Self's service as a Nazi prosecutor is a tormenting memory and, in one of the earlier Self novels, it drove him to a nervous breakdown. In this book, the guilt mordantly resurfaces when Self encounters a gang of young neo-Nazis while walking across a dark bridge in the old East Germany. Because of his age, they demand to know whether he'd ever seen Hitler and, delighted that he had, they demand that he give the call and gesture he'd used to salute the Fuehrer. Self tries to refuse, but they threaten to throw him in the canal. Finally he consents and mutters "Heil Hitler," but is tossed into the cold waters anyway for failing to raise his arm. Age and bad heart not withstanding, Self survives, but the next morning muses, "I hadn't come to any great harm. . . . [T]he side of my body that had hit the water was a single big bruise. I also had a runny nose and a slight fever. But my injury was elsewhere. I'd had a chance to make up for the wrongs I had done in the old days. And when does one ever get such a chance? But I'd done it wrong again."
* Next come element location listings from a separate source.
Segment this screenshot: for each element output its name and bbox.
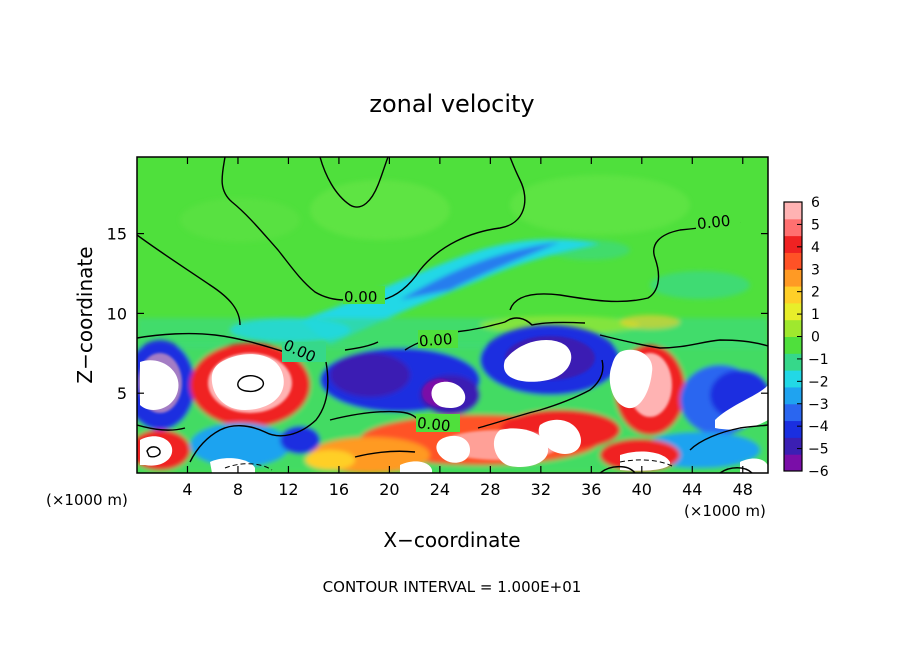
colorbar-swatch [784,370,802,388]
colorbar-tick-label: −1 [808,352,829,368]
colorbar-swatch [784,235,802,253]
x-tick-label: 16 [329,480,349,499]
colorbar-swatch [784,454,802,472]
x-tick-label: 32 [531,480,551,499]
x-tick-label: 24 [430,480,450,499]
x-tick-label: 8 [233,480,243,499]
colorbar-tick-label: −2 [808,374,829,390]
colorbar-swatch [784,420,802,438]
colorbar-swatch [784,403,802,422]
colorbar-swatch [784,202,802,220]
x-tick-label: 36 [581,480,601,499]
x-tick-label: 28 [480,480,500,499]
x-tick-label: 12 [278,480,298,499]
x-tick-label: 48 [733,480,753,499]
colorbar-tick-label: 4 [811,240,820,256]
x-unit-right: (×1000 m) [684,502,766,520]
colorbar-swatch [784,319,802,337]
y-tick-label: 5 [117,384,127,403]
x-tick-label: 4 [182,480,192,499]
colorbar-tick-label: 0 [811,330,820,346]
colorbar-tick-label: −5 [808,442,829,458]
colorbar-tick-label: 6 [811,195,820,211]
colorbar-tick-label: 1 [811,307,820,323]
colorbar-swatch [784,286,802,304]
y-tick-labels: 5 10 15 [107,225,127,404]
colorbar-labels: 6 5 4 3 2 1 0 −1 −2 −3 −4 −5 −6 [808,195,829,480]
chart-title: zonal velocity [369,90,534,118]
velocity-field [137,157,768,473]
contour-label: 0.00 [696,212,731,233]
x-tick-labels: 4 8 12 16 20 24 28 32 36 40 44 48 [182,480,753,499]
colorbar-tick-label: 2 [811,285,820,301]
colorbar-swatch [784,386,802,405]
contour-label: 0.00 [344,288,377,306]
x-tick-label: 20 [379,480,399,499]
x-unit-left: (×1000 m) [46,491,128,509]
colorbar-tick-label: 5 [811,217,820,233]
colorbar-tick-label: −6 [808,464,829,480]
colorbar-tick-label: −3 [808,397,829,413]
plot-frame [136,156,769,474]
colorbar-swatch [784,336,802,354]
colorbar-swatch [784,353,802,371]
y-tick-label: 10 [107,304,127,323]
x-axis-label: X−coordinate [383,528,520,552]
colorbar-tick-label: 3 [811,262,820,278]
colorbar-swatch [784,252,802,270]
contour-interval-footer: CONTOUR INTERVAL = 1.000E+01 [323,578,582,596]
contour-label: 0.00 [418,330,453,350]
axis-ticks [137,157,768,473]
y-tick-label: 15 [107,225,127,244]
colorbar [783,201,803,472]
colorbar-swatch [784,302,802,321]
x-tick-label: 40 [632,480,652,499]
x-tick-label: 44 [682,480,702,499]
colorbar-swatch [784,437,802,455]
contour-label: 0.00 [416,414,451,435]
colorbar-swatch [784,218,802,237]
y-axis-label: Z−coordinate [73,246,97,383]
colorbar-tick-label: −4 [808,419,829,435]
colorbar-swatch [784,269,802,287]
"Self's Murder" is an engrossing, provocative novel, and the series deserves to be reckoned among those remarkable post-war European novels that infused the detective fiction genre with serious philosophical purpose. The example that comes most readily to mind is the great Swiss writer Friedrich Dürrenmatt, whose Inspector Barlach mysteries -- particularly "The Judge and His Hangman" -- are considered existential classics. Schlink, now 65, belongs to that generation of Germans insistent on giving historical consciousness a moral dimension.
As he told an interviewer some years ago, "I don't intend to give moral answers, but I think it's still important how you pose a problem."